Reconnu coupable de meurtre prémédité, il a été condamné à la prison à vie. La Maison-Blanche et le Congrès ont immédiatement été inondés de protestations contre la sentence. Des gouverneurs ont dénoncé le verdict tandis que des législatures d’État demandaient la clémence ou le pardon présidentiel. Même Jimmy Carter, alors gouverneur de Georgie, a qualifié la sentence de «coup porté au moral des troupes».
Le président Nixon a rapidement fait libérer Calley de prison. Puis, un juge a annulé sa condamnation, affirmant qu’il n’avait pas bénéficié d’un procès équitable. Libéré, il n’est jamais retourné en détention.
Plus ça change, plus c’est pareil
En novembre 2019, Trump a gracié Eddie Gallagher, un chef de peloton des Navy Seals reconnu coupable de crimes de guerre en Irak: il s’état fait photographié avec le cadavre d’un adolescent djihadiste prisonnier qu’il venait de tuer à l’aide d’un couteau de chasse.
Deux autres soldats américains accusés de crimes de guerre en Afghanistan ont aussi bénéficié de la clémence de Trump qui voulait plaire à sa «base». Cent vingt-quatre mille personnes avaient signé une pétition lui demandant de gracier un de ces militaires qui avait donné l’ordre de tirer sur des civils afghans. Les États-Unis n’enquêtent que très rarement sur les tortures, les viols et les assassinats commis par leurs soldats. Les donneurs de leçon aiment mieux regarder dans l’autre direction. Seuls leurs ennemis – comme les Russes – se rendent coupables de tels crimes. Et lorsque des Américains sont traduits en justice pour crimes de guerre, ils sont acquittés, reçoivent des peines sans commune mesure avec la gravité des actes commis ou sont tout simplement graciés.

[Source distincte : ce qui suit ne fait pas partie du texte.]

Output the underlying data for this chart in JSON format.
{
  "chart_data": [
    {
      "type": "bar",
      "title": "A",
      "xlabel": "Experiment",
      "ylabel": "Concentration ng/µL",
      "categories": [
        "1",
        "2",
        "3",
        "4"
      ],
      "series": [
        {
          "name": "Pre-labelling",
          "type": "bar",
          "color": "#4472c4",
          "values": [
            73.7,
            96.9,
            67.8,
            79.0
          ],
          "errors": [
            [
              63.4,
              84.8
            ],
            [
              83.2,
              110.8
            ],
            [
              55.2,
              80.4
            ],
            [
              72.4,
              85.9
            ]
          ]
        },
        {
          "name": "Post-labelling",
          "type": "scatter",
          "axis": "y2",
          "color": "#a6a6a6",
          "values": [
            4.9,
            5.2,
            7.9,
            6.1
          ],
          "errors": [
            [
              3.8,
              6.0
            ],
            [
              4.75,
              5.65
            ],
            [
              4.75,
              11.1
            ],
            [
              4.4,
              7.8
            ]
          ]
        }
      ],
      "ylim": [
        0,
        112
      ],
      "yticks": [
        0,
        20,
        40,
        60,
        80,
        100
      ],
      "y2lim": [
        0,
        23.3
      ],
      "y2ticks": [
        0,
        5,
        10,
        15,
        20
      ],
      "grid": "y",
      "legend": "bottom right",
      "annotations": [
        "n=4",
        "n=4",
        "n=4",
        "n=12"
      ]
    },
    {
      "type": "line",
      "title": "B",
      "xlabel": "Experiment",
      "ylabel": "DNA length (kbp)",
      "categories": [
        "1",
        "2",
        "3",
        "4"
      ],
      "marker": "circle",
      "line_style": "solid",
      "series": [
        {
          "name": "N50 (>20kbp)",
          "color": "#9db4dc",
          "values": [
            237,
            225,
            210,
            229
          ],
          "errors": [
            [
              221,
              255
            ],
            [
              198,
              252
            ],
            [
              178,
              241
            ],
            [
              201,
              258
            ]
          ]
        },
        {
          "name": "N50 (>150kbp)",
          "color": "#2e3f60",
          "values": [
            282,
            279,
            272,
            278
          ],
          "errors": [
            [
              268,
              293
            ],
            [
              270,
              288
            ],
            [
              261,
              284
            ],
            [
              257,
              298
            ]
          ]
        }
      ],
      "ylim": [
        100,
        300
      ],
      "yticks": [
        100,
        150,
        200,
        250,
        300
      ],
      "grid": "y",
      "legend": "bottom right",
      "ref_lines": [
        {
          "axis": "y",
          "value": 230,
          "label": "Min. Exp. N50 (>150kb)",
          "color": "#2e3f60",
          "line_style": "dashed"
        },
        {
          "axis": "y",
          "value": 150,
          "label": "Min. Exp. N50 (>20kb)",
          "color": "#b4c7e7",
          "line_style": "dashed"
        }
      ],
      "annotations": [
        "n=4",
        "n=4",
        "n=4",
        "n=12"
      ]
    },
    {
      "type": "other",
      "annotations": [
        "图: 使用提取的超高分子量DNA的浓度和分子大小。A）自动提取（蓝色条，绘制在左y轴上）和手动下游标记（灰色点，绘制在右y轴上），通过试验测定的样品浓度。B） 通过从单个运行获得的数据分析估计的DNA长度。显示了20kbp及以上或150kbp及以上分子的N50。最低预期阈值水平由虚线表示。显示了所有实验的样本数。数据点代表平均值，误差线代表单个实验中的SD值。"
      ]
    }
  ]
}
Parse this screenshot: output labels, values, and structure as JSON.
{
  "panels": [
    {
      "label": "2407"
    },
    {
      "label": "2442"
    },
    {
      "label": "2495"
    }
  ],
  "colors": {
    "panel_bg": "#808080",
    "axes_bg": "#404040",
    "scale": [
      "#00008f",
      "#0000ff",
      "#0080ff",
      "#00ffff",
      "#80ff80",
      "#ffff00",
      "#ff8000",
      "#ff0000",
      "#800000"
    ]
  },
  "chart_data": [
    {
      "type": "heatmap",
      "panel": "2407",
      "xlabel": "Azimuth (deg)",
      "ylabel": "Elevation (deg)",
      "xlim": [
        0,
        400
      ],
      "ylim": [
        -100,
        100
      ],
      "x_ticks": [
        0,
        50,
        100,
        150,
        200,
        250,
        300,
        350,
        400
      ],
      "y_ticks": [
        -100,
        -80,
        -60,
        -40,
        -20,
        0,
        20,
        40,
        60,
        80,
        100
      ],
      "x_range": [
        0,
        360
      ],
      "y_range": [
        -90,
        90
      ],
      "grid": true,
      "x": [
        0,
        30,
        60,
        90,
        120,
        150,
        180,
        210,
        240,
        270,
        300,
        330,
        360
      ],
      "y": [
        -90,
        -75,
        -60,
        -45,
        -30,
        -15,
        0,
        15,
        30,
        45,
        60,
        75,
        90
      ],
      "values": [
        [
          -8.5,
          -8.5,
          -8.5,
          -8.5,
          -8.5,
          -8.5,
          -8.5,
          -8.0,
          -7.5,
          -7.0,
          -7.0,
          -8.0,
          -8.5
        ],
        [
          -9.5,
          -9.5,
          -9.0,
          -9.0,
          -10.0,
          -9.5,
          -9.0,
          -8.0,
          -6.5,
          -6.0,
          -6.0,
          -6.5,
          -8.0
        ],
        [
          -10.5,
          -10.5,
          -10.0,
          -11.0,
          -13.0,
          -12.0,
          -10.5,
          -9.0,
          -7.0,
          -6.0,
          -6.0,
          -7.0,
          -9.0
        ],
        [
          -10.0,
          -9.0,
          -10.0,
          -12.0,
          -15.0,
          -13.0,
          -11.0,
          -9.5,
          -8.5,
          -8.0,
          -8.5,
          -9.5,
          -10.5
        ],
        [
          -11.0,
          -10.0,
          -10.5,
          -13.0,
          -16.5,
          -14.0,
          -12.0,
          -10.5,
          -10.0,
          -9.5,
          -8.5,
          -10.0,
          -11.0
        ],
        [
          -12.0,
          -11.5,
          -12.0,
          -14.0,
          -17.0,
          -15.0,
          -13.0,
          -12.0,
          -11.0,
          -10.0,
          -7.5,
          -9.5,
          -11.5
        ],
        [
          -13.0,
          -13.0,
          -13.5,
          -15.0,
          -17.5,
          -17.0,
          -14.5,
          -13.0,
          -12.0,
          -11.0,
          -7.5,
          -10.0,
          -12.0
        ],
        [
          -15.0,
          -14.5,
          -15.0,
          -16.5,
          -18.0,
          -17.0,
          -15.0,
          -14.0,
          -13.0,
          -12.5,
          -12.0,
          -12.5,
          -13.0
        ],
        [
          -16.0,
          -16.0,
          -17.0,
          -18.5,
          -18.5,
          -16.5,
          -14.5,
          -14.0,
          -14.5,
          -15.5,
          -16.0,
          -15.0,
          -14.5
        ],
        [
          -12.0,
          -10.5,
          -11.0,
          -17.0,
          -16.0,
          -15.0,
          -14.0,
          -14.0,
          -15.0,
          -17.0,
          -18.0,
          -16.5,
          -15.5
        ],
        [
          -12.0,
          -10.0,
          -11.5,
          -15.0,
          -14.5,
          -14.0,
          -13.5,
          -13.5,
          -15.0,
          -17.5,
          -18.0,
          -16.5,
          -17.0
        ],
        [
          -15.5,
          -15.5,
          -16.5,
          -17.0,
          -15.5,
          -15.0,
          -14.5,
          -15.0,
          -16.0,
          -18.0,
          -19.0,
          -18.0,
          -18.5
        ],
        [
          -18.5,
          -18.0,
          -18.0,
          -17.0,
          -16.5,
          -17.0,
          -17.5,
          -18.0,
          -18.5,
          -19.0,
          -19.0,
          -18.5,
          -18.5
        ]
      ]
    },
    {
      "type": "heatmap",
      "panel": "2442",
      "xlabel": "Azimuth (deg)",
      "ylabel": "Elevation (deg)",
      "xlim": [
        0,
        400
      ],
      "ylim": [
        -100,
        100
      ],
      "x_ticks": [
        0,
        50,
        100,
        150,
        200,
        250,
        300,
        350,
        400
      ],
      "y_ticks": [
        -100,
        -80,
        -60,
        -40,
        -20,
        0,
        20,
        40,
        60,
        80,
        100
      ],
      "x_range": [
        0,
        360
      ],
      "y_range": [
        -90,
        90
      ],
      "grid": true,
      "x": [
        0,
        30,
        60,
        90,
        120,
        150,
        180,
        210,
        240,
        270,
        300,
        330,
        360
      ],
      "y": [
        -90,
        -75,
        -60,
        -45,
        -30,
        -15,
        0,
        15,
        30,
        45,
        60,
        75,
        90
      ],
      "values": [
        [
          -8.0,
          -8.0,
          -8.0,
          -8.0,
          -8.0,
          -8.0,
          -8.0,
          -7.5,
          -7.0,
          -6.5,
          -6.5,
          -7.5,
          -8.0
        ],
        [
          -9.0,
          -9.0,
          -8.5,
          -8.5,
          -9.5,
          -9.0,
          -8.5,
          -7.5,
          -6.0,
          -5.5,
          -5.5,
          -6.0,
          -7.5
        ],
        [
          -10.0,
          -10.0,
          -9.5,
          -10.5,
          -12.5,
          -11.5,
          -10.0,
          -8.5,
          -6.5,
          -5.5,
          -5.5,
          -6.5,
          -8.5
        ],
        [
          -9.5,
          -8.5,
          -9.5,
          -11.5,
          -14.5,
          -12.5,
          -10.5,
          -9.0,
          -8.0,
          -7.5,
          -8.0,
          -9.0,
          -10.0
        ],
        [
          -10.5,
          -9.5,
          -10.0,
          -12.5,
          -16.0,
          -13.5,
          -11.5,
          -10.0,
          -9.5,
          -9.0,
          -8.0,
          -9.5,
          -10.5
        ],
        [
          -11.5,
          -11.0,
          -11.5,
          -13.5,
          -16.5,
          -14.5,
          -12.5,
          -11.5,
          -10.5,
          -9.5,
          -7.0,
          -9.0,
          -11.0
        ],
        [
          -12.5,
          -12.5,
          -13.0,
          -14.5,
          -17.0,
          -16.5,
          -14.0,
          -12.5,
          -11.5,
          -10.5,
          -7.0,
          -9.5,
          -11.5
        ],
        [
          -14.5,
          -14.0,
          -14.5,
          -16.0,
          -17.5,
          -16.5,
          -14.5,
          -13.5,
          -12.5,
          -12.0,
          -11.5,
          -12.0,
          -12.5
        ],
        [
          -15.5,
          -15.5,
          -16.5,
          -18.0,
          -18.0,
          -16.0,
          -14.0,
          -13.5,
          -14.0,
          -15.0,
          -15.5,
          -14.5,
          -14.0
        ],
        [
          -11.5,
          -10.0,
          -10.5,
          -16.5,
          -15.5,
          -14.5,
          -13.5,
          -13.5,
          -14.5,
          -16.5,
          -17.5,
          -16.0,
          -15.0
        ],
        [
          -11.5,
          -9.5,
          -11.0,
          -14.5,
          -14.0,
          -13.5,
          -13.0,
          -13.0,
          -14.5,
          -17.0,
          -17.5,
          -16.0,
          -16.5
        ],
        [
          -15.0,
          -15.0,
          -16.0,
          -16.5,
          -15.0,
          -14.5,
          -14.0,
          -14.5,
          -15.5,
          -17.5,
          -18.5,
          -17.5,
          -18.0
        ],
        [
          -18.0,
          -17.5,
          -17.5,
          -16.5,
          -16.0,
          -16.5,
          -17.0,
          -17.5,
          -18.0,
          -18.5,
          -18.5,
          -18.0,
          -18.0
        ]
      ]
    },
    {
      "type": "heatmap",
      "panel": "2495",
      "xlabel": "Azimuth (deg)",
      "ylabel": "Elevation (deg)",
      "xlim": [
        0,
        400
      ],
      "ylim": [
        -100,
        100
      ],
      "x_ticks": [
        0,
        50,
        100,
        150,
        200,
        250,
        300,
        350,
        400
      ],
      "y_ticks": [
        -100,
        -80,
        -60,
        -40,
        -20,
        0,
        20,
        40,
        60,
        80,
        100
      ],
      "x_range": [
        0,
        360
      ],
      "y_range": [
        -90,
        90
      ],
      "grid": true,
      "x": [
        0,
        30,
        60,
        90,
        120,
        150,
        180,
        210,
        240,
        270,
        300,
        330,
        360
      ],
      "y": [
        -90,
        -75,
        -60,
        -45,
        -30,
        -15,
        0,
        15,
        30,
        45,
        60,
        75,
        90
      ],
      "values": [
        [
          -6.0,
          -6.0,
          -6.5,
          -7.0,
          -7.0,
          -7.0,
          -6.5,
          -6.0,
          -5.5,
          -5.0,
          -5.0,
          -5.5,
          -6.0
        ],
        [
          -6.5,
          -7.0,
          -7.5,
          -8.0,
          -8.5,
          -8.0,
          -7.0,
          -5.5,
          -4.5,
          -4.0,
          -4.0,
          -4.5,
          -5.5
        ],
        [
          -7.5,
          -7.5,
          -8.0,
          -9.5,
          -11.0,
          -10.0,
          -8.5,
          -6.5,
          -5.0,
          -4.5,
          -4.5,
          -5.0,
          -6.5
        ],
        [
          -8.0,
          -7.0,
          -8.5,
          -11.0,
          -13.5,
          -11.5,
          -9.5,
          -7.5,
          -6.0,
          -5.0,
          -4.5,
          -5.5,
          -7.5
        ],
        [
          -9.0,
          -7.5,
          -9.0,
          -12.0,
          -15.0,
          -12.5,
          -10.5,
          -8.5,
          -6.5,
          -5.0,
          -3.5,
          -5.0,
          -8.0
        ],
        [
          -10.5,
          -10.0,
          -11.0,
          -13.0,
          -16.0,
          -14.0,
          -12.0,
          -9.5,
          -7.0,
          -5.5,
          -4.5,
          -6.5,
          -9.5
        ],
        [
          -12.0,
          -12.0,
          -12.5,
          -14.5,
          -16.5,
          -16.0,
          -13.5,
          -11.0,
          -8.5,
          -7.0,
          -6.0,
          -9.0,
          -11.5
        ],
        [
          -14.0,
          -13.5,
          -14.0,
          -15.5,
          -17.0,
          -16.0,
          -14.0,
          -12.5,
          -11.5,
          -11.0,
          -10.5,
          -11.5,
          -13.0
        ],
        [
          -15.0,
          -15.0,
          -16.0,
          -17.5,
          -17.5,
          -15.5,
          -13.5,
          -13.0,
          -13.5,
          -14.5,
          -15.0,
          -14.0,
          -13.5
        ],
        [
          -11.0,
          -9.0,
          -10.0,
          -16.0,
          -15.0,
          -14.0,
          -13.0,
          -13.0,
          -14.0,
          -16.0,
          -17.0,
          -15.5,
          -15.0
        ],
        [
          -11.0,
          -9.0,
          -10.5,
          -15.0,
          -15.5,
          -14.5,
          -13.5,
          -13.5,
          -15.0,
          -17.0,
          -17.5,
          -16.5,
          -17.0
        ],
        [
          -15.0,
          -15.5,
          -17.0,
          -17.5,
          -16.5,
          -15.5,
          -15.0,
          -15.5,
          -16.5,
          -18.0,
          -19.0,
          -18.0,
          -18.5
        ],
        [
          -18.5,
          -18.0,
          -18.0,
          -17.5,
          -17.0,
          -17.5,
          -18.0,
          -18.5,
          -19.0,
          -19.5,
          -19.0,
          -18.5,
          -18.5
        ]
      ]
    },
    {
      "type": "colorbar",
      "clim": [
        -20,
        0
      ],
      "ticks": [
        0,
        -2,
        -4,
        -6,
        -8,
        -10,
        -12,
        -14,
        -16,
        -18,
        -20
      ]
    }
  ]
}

My Lai n’était pas une aberration. Des archives de l’armée américaine, cachées pendant trois décennies, décrivent 300 autres cas possibles de crimes de guerre au Vietnam de 1965 à 1973.
Combien d’autres crimes de guerre commis au Vietnam, en Afghanistan, en Irak et ailleurs sont-ils dissimulés à jamais dans les archives du Pentagone?